15 günlük sömestri (yarıyıl) tatili yarın başlıyor. Okulların tatile girmesiyle birlikte eğitimciler, öğrencilere ve ebeveynlere önemli tavsiyelerde bulunuyor. Tatilde ailelerin, öğrencilerini desteklemesi gerektiğine dikkat çeken eğitimciler, eksik derslerin bir program dâhilinde yapılması gerektiğini vurguluyor. 

Sömestri tatilinin nasıl geçirilmesi gerektiğine dair İLKHA muhabirine açıklamada bulunan Bitlis Said-i Nursi Anadolu İmam Hatip Lisesi Psikolojik Danışman ve Rehberlik öğretmeni Ferhat Yunus Oto, ailelerin, öğrencilerine tatilde mutlaka bir program yaptırmaları gerektiğini belirtti.

Kâinata bakıldığı zaman her şeyin bir programa tabi olduğunu söyleyen Oto, "Bir arının günlük ne kadar polen toplayacağı, nerelere gideceği... Bunların hepsi belli düzene sahiptir. Hayvanlar, kâinat, bitkilerin hepsi bu şekildedir. Öğrencilerimiz en başta günlük bir program yapmalılar. Saat kaçta kalkacağım, ailemle beraber nerelere gideceğim, neler yapacağım şeklinde bir program yapmalılar."  dedi.

"En önemli şey insanın kendisini tanıması ve kendisini bilmesidir"

Oto, "Öğrenciler, birinci dönem karnelerine göre eksik derslerini tamamlamak zorundalar. Eksikliklerini tamamladıktan sonra ikinci dönem karşılarına çıkacak çok zor konuları çalışmaları gerekiyor. Bunun yanında tabi ki her şey ders değil. Eğlenmek, kendisine vakit ayırmak gerekiyor. Bir öğrencinin tatilden lezzet alması gerekiyor. Elbette ki sınavlar ve dersler önemli.

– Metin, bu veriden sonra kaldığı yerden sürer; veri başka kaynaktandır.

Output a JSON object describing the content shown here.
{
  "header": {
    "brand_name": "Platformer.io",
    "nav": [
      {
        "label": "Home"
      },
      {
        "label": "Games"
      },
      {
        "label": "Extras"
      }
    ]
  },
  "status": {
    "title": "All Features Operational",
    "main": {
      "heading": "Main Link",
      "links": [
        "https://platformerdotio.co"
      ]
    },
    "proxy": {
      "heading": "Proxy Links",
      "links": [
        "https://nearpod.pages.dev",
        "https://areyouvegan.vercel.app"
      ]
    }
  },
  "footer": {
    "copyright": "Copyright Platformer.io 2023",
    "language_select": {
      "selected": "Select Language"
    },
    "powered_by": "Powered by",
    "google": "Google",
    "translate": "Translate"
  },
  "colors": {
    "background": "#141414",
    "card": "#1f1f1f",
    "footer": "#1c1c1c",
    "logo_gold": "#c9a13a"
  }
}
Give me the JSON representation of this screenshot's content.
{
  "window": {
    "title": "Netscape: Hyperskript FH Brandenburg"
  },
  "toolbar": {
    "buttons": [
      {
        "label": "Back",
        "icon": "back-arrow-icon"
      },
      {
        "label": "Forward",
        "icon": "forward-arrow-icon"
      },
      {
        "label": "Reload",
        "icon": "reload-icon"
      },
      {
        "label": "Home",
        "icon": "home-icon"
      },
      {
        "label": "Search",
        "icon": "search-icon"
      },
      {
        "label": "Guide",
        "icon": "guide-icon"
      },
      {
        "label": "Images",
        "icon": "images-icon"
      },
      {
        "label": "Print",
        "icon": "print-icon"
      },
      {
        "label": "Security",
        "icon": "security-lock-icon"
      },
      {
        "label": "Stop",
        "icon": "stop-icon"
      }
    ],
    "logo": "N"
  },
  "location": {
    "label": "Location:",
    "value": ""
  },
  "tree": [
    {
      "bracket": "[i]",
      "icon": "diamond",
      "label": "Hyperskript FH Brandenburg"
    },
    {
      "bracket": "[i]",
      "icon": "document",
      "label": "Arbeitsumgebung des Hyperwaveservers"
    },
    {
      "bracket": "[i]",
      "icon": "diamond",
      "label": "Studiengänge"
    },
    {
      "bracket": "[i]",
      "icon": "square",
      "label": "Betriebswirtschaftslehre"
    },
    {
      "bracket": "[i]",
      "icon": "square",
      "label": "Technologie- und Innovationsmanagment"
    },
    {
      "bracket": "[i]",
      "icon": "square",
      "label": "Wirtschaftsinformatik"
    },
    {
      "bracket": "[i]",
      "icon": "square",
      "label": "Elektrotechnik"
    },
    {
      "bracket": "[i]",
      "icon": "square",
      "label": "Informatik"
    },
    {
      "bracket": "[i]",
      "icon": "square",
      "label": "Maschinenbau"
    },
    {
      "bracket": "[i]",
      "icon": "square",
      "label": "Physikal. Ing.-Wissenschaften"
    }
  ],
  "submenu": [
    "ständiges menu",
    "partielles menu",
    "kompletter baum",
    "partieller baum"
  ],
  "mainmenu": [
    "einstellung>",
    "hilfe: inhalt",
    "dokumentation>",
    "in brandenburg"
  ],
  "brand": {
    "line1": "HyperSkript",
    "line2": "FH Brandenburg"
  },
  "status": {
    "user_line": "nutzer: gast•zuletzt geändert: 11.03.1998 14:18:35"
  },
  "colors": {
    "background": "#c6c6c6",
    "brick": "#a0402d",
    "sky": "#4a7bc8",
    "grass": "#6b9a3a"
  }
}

Fakat en önemli şey insanın kendisini tanıması, kendisini bilmesidir. Özellikle Bitlis şartlarını düşündüğümüz zaman kış memleketindeyiz. Çocuklarımızı kayakla eğlendirebiliriz. Kayak sporunu öğretebiliriz. Ailecek gidip orada güzel vakitler geçirebiliriz." ifadelerini kullandı.

"Kitap okuma programları çok önemli"

Öğrencilerin tatilde mutlak surette bol bol kitap okumaları gerektiğine vurgu yapan Oto, şunları söyledi:

"Kitap okuma programları çok önemli. Mutlaka tatilde en az 3 kitap bitirilmesi gerekiyor. 15 günlük bir süre var. Günde bir saat okumayla 3 kitap bitirebiliriz. İmam Gazali hazretleri bir sözünde, '500 yıl yaşasan, her yaşadığın gün bir âlimden ders alsan ve bu dersi de ezberlesen sen kendin okumadıkça âlim olamazsın.' diyor. Demek ki ilimin temeli bireyin kendisiyle kitaplar arasında geçen bir süreçte oluşmaktadır. Bunun yanında sinema ve tiyatroda bolca vakitler geçirilmeli. Kendi okul zamanında yapamadığı aktiviteleri yapabilirler. Öğrenci veya çocuğumuz bilgisayar oyunları oynamalı mı? Evet oynamalı. Teknolojinin üzerindeki kontrolünü kaybetmediği sürece günde bir saatten elbette çocuğumuz bir şey kaybetmez. Ama bundan daha fazla olan süre geçirmeleri ise bağımlılığa dönüştürür. Artık yıl içerisinde de çocuğumuzu kontrol edemeyebiliriz. Televizyon elbette izlemeli fakat onun da bir sınırı olmalı. Aileyle birlikte dizi takip edebilir. Güzel ailevi filmler, hayat hikâyelerinden oluşan filmler. Bir çocuk tatilde asla 2 saatten fazla televizyonla vakit geçirmemeli. Kısacası hem dersini çalışmalı hem ailesiyle vakit geçirmeli hem de eğlenmeli. Bu noktada eksik derslerini tamamlamalı, gelecek döneme de hazır olmalıdır."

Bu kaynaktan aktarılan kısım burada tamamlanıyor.